Président Garcia Page Il a exprimé sa « grande satisfaction » d'avoir tenu son engagement à soutenir les producteurs de chaussures en Almansa (Albacete) et Fuensalida (Tolède) en la feria MICAM Milan, un événement clé pour le secteur à l’échelle mondiale.
« Cela devient de plus en plus important, et dans toute l'Espagne, la part de marché que les chaussures de Castille-La Manche acquièrent est également en croissance », a déclaré García-Page, soulignant l'augmentation notable de exportations depuis 2015. Cette croissance, dans un contexte de mondialisation, met en évidence la compétitivité et la qualité des chaussures produites dans la région.
Un aspect essentiel souligné par le président est la résilience des producteurs locaux, qui ont choisi de maintenir leur production en Castille-La Manche plutôt que de la délocaliser vers des pays où les coûts sont moindres. « Ils résistent à la tentation de transférer l'industrie en Indonésie, ou… » Chine o États Unis « Et ils maintiennent la production en Castille-La Manche en déployant des efforts marketing accrus », a-t-il souligné.
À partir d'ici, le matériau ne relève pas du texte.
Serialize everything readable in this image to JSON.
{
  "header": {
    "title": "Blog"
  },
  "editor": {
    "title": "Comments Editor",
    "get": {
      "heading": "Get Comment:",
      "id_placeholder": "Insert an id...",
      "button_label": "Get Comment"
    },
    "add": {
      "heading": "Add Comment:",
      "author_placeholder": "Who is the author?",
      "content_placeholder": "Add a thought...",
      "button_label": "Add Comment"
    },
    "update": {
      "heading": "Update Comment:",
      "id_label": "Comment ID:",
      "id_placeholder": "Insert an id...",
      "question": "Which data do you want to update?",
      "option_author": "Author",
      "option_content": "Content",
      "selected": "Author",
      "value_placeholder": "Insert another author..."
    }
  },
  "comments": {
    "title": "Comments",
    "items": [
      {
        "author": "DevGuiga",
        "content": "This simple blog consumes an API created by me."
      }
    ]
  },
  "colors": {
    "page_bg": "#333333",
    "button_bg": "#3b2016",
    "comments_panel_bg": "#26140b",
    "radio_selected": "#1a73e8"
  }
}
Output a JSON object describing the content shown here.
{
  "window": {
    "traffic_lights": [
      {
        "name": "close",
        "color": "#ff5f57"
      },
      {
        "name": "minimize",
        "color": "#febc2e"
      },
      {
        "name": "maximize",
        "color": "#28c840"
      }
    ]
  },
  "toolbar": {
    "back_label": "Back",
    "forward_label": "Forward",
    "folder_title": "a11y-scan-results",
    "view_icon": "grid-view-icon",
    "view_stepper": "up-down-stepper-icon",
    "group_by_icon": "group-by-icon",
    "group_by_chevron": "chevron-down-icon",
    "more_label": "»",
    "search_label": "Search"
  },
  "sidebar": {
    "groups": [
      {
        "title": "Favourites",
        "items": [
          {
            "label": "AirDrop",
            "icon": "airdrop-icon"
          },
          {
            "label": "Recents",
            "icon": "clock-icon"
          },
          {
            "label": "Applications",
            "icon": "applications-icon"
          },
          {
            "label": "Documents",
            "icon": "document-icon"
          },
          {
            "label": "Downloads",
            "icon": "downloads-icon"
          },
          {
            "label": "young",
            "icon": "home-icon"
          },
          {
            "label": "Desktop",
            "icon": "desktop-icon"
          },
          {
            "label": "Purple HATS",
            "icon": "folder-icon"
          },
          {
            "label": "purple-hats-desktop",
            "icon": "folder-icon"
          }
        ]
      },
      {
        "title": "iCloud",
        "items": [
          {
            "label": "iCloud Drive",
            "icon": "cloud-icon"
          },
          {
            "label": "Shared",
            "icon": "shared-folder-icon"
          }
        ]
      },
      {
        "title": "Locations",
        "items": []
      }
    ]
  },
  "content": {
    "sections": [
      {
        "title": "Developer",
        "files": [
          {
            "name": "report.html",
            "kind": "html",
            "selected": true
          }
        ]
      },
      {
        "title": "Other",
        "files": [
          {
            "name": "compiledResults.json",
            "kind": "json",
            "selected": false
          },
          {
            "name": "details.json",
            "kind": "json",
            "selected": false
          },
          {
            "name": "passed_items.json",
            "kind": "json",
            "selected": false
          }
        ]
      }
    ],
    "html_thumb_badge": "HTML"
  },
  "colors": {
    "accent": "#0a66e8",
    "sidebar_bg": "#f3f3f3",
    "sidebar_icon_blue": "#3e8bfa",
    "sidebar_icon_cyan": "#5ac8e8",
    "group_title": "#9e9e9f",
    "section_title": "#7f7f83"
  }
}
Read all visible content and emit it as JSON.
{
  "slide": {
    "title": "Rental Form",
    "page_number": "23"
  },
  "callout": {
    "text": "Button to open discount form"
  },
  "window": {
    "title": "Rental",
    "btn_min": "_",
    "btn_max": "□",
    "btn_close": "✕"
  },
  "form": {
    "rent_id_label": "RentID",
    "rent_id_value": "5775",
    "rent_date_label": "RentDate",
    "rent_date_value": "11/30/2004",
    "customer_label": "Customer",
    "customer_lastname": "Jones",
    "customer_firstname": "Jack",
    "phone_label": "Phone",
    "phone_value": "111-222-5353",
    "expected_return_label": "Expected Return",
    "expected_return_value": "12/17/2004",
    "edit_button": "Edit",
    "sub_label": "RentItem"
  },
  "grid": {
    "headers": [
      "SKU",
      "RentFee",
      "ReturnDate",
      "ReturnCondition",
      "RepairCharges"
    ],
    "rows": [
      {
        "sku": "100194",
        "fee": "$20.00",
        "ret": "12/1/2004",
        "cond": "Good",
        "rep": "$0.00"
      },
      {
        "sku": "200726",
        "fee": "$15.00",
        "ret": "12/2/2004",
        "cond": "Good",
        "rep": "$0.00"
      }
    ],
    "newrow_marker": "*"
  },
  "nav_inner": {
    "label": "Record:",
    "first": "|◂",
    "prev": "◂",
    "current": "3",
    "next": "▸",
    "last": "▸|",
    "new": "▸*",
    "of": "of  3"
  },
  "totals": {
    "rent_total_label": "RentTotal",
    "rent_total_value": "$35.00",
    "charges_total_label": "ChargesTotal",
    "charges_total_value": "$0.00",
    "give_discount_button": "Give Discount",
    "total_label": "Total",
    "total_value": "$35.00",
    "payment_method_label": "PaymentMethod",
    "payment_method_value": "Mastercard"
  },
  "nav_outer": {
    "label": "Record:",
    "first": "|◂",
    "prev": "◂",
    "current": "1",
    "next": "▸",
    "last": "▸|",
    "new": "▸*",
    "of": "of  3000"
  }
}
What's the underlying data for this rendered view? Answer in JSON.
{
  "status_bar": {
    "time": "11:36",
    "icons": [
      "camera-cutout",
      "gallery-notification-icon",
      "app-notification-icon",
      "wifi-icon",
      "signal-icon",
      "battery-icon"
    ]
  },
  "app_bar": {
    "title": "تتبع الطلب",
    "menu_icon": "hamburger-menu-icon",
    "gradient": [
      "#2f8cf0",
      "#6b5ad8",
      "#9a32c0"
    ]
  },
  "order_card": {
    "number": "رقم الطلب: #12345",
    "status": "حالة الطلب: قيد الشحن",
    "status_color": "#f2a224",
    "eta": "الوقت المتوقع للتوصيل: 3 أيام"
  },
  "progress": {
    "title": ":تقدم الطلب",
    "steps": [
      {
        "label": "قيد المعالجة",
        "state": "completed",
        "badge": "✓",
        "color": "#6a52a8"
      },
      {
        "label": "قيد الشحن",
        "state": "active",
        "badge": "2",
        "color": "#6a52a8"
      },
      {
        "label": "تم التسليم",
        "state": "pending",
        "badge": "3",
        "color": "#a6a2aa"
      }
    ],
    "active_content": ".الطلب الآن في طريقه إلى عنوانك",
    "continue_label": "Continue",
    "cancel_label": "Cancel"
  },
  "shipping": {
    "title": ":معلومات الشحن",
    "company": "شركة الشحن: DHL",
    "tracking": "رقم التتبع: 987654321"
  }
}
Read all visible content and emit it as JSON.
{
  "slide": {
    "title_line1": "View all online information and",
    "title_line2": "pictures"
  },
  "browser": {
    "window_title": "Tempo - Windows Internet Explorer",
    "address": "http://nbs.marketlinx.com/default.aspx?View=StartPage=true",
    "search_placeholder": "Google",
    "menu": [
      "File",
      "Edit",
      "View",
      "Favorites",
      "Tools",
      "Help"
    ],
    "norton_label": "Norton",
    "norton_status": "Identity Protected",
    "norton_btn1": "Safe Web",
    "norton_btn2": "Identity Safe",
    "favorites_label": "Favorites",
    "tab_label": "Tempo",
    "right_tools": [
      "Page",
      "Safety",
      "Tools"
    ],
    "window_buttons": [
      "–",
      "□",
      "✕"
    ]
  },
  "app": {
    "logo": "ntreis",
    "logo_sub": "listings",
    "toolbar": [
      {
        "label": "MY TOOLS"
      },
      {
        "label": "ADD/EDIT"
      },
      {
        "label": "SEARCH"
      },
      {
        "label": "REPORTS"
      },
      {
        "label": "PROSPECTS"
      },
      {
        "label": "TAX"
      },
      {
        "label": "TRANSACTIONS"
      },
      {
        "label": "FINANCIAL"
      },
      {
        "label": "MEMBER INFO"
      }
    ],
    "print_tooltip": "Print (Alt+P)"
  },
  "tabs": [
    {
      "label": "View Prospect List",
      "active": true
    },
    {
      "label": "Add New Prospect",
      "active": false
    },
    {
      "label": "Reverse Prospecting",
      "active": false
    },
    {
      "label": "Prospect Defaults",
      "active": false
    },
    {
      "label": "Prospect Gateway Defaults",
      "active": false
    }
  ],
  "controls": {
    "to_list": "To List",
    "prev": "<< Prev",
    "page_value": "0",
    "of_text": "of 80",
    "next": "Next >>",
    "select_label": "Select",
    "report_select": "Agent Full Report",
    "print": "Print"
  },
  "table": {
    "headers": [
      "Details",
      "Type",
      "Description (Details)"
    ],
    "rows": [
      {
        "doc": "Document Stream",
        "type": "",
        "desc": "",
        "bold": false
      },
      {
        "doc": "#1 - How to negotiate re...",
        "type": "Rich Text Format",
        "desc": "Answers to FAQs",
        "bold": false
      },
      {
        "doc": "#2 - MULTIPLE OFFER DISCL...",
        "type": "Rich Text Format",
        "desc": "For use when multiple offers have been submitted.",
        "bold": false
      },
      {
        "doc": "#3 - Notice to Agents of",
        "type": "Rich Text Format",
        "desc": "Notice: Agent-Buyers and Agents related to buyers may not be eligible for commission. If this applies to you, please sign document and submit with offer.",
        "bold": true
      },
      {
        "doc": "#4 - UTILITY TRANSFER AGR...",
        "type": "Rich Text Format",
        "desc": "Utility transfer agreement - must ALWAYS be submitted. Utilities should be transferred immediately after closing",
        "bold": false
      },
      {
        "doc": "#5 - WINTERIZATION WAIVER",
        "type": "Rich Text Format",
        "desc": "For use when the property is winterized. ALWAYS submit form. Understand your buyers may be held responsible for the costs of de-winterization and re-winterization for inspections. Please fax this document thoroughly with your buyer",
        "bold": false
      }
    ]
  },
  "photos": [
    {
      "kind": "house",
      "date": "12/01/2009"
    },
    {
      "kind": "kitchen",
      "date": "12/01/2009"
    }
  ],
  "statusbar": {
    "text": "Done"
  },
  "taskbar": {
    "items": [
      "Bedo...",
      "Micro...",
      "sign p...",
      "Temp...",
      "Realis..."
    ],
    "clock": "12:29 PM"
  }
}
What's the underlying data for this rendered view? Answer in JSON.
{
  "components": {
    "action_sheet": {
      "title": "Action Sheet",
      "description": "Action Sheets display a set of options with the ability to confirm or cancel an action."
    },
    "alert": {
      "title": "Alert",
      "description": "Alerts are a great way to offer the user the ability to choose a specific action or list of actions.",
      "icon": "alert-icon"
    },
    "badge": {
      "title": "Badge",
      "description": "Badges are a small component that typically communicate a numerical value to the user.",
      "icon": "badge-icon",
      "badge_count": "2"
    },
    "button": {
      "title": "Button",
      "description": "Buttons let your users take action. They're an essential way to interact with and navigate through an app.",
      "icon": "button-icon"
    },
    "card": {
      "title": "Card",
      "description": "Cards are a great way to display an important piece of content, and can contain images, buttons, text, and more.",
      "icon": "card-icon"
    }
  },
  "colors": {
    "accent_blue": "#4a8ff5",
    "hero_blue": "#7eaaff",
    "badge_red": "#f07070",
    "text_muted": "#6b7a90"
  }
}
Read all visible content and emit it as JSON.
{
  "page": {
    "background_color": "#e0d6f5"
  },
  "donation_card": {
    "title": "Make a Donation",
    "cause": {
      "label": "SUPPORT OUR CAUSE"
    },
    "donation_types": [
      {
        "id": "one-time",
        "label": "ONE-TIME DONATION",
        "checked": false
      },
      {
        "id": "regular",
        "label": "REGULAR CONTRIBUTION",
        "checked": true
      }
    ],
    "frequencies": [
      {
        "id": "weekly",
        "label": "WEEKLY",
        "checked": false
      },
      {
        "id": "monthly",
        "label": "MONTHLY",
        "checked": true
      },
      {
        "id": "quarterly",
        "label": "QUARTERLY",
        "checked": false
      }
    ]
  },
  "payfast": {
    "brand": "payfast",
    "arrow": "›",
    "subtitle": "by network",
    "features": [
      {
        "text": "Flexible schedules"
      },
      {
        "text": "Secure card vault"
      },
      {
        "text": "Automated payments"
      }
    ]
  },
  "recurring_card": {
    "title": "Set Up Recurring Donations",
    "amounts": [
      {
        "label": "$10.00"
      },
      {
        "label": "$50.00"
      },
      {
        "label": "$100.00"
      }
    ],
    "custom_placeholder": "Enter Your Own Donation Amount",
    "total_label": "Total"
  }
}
García-Page a également salué le travail de IPEX et l' Institut du Commerce Extérieur d'Espagne, ainsi que le ministère de l'Économie, dans la promotion des chaussures castillanes-manchéennes dans le les marchés internationaux« Ici, tout le monde comprend qu'une part très importante de notre croissance dépend de ce que nous sommes capables de vendre à l'étranger ; cela a révolutionné le secteur agroalimentaire en Espagne, et particulièrement en Castille-La Manche », a-t-il souligné.
Front commun contre les tarifs douaniers :
Concernant les tarifs annoncés par les États-Unis, le président García-Page a réaffirmé l'engagement des communautés autonomes, Gobierno de España et de l' L'Union européenne « Nous allons former un front uni, toutes les communautés autonomes, avec le gouvernement espagnol et l'Union européenne, et présenter une réponse claire aux tarifs douaniers proposés », a-t-il déclaré.
« Soit nous jouons tous selon les mêmes règles, soit nous n’accepterons certainement pas qu’elles changent du jour au lendemain », a averti García-Page, qui a plaidé pour la réciprocité en matière de politique tarifaire. « Je crois que c’est ce que réclame le secteur. Premièrement, qu’il n’y ait pas de droits de douane, mais s’il y en a, nous devons également instaurer les mêmes droits de douane ou barrières pour nos produits. » Asia ou États UnisEt je crois que l'Union européenne est déterminée et engagée à le faire. »
Le président a fait ces déclarations après avoir visité le Salon international de la chaussure MICAM, accompagné de la ministre de l'Économie, des Entreprises et de l'Emploi, Patricia Franco, et de chefs d'entreprise du secteur.